A group of parents sued the state of California Tuesday, claiming the state has failed students when it comes to literacy and citing low test scores and a lack of a plan from educators and school officials. 

LOS ANGELES (CN) – A group of parents sued the state of California Tuesday, claiming the state has failed students when it comes to literacy and citing low test scores and a lack of a plan from educators and school officials.

According to the parents’ lawsuit, filed Tuesday in Los Angeles County Superior Court, California has not done enough or taken sufficient steps to improve literacy education and make sure it is available to all students.

The parents are represented by the pro bono firm Public Counsel.

Of the 200 largest school districts in the nation, 11 of the 26 lowest-performing districts are in California – including three in the bottom 10, the parents say. Stockton Unified School District in the state’s Central Valley is the third-lowest performing school district in the nation, they say.

“When it comes to literacy and basic education, California is bringing down the nation,” they say.

The parents’ children attend La Salle Avenue Elementary School in the Los Angeles Unified School District, Van Buren Elementary School in Stockton and Inglewood Unified’s charter Children of Promise Preparatory Academy. The kids named in the lawsuit range in age from 6 to 14 and are all black or Latino, the lawsuit says.

One of the kids, 14-year-old Dylan O., is an eighth-grader at Van Buren Elementary School.
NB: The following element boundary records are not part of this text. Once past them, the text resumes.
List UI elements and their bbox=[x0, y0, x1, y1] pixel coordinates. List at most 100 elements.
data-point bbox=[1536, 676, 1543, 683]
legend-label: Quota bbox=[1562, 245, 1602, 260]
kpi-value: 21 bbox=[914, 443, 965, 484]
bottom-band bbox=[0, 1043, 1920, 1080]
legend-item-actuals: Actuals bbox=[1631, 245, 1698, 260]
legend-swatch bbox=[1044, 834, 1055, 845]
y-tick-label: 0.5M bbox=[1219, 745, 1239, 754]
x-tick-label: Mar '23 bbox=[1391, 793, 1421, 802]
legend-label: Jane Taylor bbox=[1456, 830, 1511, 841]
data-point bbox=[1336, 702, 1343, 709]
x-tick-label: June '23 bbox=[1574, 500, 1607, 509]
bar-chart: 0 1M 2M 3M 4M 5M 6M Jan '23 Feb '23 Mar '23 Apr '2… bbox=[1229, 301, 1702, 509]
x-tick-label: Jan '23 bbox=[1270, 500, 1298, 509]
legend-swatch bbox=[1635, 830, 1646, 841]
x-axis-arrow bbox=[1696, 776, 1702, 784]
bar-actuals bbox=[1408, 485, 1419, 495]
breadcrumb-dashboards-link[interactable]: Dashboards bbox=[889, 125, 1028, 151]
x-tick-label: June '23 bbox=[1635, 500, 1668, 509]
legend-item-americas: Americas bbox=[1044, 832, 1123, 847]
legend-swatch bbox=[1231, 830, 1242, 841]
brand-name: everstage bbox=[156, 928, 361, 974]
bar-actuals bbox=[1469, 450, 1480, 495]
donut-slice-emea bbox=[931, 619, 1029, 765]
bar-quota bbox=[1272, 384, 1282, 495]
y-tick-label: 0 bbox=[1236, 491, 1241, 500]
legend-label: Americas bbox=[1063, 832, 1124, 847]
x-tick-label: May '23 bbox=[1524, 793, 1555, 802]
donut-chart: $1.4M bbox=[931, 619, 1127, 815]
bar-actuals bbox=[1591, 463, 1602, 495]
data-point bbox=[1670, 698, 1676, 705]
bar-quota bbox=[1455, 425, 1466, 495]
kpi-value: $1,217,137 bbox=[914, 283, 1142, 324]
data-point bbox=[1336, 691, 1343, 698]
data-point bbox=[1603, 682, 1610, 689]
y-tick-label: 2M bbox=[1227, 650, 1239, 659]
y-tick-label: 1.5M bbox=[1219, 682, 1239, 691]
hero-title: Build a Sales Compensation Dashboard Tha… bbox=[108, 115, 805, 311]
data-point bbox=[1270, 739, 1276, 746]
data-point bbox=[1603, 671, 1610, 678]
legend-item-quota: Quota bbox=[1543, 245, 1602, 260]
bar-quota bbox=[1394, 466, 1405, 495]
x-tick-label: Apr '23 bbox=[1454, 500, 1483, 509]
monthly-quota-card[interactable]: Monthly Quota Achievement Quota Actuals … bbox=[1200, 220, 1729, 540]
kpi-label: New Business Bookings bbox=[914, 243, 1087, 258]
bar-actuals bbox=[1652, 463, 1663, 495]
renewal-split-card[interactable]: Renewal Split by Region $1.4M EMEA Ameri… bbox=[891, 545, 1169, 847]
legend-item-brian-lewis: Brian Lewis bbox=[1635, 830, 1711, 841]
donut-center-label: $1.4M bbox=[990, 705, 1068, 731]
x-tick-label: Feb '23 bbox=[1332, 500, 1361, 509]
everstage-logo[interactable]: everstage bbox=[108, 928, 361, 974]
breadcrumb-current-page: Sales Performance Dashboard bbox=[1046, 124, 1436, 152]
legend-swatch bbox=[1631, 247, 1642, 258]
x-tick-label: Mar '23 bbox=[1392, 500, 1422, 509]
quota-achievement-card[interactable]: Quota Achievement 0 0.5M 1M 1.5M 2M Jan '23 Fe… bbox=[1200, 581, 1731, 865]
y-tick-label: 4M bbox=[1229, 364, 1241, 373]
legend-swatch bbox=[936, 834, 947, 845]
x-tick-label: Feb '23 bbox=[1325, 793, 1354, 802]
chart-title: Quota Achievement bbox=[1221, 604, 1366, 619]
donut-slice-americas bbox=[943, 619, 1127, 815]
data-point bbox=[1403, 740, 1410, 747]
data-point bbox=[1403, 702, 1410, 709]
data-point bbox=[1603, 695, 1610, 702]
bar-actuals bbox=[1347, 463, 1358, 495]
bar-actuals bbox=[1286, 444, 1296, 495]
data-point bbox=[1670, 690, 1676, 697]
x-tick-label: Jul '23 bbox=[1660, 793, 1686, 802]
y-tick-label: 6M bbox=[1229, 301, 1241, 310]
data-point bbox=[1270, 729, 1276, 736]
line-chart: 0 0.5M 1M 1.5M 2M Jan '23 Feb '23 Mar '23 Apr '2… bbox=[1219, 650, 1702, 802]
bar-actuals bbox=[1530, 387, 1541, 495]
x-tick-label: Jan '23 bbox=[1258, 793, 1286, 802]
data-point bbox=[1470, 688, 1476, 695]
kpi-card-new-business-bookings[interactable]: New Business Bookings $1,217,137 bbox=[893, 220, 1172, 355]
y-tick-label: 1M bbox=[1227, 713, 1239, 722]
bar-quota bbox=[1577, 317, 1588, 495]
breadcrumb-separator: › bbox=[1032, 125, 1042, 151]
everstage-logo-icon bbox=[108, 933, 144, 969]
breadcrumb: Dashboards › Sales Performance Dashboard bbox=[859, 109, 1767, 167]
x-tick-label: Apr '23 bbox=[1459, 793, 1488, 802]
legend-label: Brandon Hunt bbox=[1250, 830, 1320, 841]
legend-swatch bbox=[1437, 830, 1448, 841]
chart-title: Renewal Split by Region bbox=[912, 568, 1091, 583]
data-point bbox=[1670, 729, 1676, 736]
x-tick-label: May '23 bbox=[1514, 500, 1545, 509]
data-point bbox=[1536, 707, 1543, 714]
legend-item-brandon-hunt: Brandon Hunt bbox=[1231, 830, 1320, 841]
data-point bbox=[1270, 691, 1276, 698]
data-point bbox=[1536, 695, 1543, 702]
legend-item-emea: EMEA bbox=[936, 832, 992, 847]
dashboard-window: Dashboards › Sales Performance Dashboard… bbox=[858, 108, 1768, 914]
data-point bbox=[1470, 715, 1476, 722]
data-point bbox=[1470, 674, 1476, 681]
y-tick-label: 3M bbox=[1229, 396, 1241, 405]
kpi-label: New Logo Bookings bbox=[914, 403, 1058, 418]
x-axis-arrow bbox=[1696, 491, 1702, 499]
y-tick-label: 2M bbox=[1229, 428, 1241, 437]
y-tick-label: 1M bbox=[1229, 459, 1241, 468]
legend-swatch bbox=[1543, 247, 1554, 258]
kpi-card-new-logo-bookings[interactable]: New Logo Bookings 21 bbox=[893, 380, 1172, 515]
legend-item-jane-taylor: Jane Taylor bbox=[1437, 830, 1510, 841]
An assessment test he took in seventh grade indicated he reads at an early second-grade level, placing him the bottom 1 percent of students.

Dylan “has not been offered meaningful intervention at Van Buren at least since he was in second grade,” the parents say in the lawsuit. “Defendants have denied Dylan O. access to literacy, meaning they have denied Dylan O. his fundamental right to an education as provided for in the California Constitution.”

Five years ago, the state recognized a “critical need to address the literacy development of California children,” particularly for its many students who speak English as their second language, students with disabilities, low-income students and black and Hispanic students.

Defendants include the state Board of Education, state Department of Education and Superintendent of Public Instruction Tom Torlakson.

The parents and their children seek an order requiring the state to provide appropriate literacy instruction in all grades, effective screening for literacy problems – especially for students in primary grades, timely and appropriate intervention when problems are found, and the establishment of a statewide system of accountability.

In addition to Mark Rosenbaum and Alisa Hartz of Public Counsel, the plaintiffs are also represented by Michael Jacobs and others at Morrison Foerster in San Francisco.